A list of strange things that have happened to me or other people I know: The Spooklight. Spontaneous duplication of inanimate objects. Spontaneous invisibility. Ghost mice. Hearing my name in the sound of falling water. Prophetic dreams. Minor synchronicities. People other people can't see. Occult cupboard. Predicting the outcome of the 2008 Presidential election
with a pendulum in 2007. Disembodied growls. A box of magic(k) wands. Art. Roots shaped like hands. A mandolin playing itself in its case. Reflections in mirrors. Disappearances/reappearances. Shoulder tapping. Erotic auras. Crossroads offerings. Air that is heavy with violence. Tarot card pregnancies. Crazy shit.

But really, a guy in a public restroom once confided in me that he was a werewolf. I asked him to prove it. He said he would find me the next full moon. Every time a dog barks at night, part of me thinks it's that werewolf guy looking for me.

Friday, March 25, 2011

The Devil Took My Language

I'm pissed, but I can do nothing about it. Warmer weather would make it better. I need to do my taxes.

On St. Patrick's Day, I got to sit on my front porch and drink beer with a friend. It was very nice. It felt deserved, though I'd done nothing to deserve it.

I feel like I have nothing to say lately. Like I've been saying it elsewhere, which is true, I've been writing a lot.
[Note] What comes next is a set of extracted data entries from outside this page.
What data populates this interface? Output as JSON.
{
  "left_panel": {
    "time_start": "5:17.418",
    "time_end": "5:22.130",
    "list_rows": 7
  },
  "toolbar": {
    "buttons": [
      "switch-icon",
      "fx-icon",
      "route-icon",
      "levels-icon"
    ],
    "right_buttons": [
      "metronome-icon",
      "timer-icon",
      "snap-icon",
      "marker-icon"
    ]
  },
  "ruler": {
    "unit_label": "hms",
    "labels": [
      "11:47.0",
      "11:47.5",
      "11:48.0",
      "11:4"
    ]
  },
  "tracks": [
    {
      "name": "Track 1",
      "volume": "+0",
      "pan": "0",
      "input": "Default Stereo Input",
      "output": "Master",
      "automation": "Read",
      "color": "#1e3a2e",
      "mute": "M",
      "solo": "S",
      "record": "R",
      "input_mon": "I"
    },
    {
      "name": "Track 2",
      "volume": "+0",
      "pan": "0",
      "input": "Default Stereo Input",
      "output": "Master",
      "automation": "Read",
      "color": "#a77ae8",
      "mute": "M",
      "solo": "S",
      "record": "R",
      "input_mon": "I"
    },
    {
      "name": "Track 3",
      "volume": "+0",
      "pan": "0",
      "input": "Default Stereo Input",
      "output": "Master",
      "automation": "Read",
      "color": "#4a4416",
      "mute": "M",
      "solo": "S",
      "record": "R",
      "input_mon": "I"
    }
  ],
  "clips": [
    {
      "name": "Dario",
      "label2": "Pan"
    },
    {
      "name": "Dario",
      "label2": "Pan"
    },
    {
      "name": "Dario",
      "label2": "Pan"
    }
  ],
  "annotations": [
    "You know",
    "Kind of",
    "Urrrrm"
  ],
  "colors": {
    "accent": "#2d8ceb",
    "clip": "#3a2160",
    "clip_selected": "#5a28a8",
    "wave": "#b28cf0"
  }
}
I always write a lot, but right now I'm writing some longer stories and I think they're taking all my language. I've said this before. Sometimes, I just don't have the words.

I went to a delicious brunch last weekend. I feel bad because I didn't have words then either. I'd been up all night, which is a story for another time, but it's a story you have to understand in context. I don't think I can ever tell it to strangers. I certainly couldn't tell it at brunch and that's kind of a shame. The story is about having no shame, so maybe the story itself should have no shame. I do not know. Get me drunk and I will tell you the story.

I have ridiculous hope for the next batch of stories I'm preparing for submission. They are something else, I'm going to say.

I've been listening to a lot of blues, particularly Robert Johnson. I need more songs where the Devil makes an appearance. I think KE$HA should be singing
more about the Devil.

I made a quiche last night, like with a crust and everything. When I do that, I see the quiche and what I really want is a pie. I wish I'd made a pie.

Some people can play music, and how jealous does that make me? So jealous. If you can play music, please come to my front porch and play it. Especially if you can play the following instruments: banjo, mandolin, ukulele, fiddle, washboard, spoons, saw, weathered voice. I have bourbon and maybe or maybe not moonshine.

For having nothing to say, I just said it.